My five-year-old will not receive ESY because the IEP "team" decided he did not need it. We are suing. At mediation, we learned that no school districts in our county offer an ESY summer program. How odd. Not a single child in the entire county is in danger of regression.

Gerardo Martinez

Hello to all! Our son Sam is attending first session of summer school. He has good teachers and paras and comes home happy. We do worry about his post 22 age facility. He does require a lot of supervision and watching. So we have concerns that some places will not accept him. Trusting in the Lord that it will all work out. Blessings to all!
G. Martinez


Kim-I am glad to hear that all three of your daughters are happy in the same day program in Connecticut. My son aged out at 21 here in New York and the adult program he was supposed to start in didn't open for six months. He had to stay home while waiting and then he started to attend the program, which turned out to be a terrible program with staff yelling at all the autism participants constantly as I was there for one week to observe.
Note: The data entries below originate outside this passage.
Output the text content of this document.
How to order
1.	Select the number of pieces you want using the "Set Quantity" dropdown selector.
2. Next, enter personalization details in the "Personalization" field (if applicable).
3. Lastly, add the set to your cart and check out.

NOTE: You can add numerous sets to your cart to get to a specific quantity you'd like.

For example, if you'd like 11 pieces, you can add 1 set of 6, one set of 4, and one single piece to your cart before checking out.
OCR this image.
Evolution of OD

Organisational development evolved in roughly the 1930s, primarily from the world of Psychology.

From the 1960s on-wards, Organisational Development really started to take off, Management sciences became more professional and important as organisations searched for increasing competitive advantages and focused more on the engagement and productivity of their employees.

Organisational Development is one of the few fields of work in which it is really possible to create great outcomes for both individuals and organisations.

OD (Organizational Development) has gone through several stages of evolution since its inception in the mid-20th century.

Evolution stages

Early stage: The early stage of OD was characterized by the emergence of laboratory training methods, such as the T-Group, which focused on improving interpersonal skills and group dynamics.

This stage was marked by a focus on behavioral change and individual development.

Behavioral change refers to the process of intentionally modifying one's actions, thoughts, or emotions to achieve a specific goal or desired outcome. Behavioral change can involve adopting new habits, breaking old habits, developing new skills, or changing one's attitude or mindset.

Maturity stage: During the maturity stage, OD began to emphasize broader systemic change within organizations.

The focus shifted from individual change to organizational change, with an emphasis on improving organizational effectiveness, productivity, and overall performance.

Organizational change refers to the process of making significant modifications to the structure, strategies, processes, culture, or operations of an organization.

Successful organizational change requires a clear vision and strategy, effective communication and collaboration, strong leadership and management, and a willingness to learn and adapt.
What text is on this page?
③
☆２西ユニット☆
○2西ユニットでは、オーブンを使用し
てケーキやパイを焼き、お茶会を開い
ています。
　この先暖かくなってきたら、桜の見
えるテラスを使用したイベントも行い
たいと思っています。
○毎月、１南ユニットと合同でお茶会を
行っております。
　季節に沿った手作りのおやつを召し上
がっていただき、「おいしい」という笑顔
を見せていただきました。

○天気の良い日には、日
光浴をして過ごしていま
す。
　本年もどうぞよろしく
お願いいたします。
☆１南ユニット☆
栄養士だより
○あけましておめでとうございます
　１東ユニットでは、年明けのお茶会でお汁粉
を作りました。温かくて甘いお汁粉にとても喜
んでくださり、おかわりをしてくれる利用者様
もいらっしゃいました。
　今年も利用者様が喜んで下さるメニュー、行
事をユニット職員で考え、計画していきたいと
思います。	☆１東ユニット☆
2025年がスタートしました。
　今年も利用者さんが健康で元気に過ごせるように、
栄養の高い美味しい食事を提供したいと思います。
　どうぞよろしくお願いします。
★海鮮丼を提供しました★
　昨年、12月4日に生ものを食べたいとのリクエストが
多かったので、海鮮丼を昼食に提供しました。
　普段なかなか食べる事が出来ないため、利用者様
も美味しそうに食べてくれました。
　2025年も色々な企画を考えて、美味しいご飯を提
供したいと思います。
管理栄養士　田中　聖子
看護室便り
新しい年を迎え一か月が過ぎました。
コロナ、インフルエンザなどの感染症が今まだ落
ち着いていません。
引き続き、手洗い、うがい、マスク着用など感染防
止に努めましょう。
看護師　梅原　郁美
I was very distressed and took him out of the program after a month. We then had to wait another six months for a new adult program to open with six adult men with autism. They did volunteer work in various stores, non-profits, hospitals and nursing homes. He was in the program for 12 years, but for three of those years the program was shut down and transferred to online Zoom program due to Covid, and he loved the program as they did very educational and fun activities and by then the program had 12 young men with autism. The program decided to re-open in service program, but to discontinue the Zoom option for my son and the few other young men who wanted to stay on it. Fortunately, one of the staff was able to provide the service through another agency after her day program hours and my son and the other few are doing very well with it every day. I also hired a wonderful tutor who has extensive experience working with the autism population and he comes every two days for two hours and my son is making gains in all areas and has shown a gift for math. I must say it has been a very rocky road and continues to be challenging for me and my family and we just have to keep hoping that the current services will last for a very long time. I thought this would be helpful for other Age of Autism readers just like your experiences about your daughters is. Good luck to all.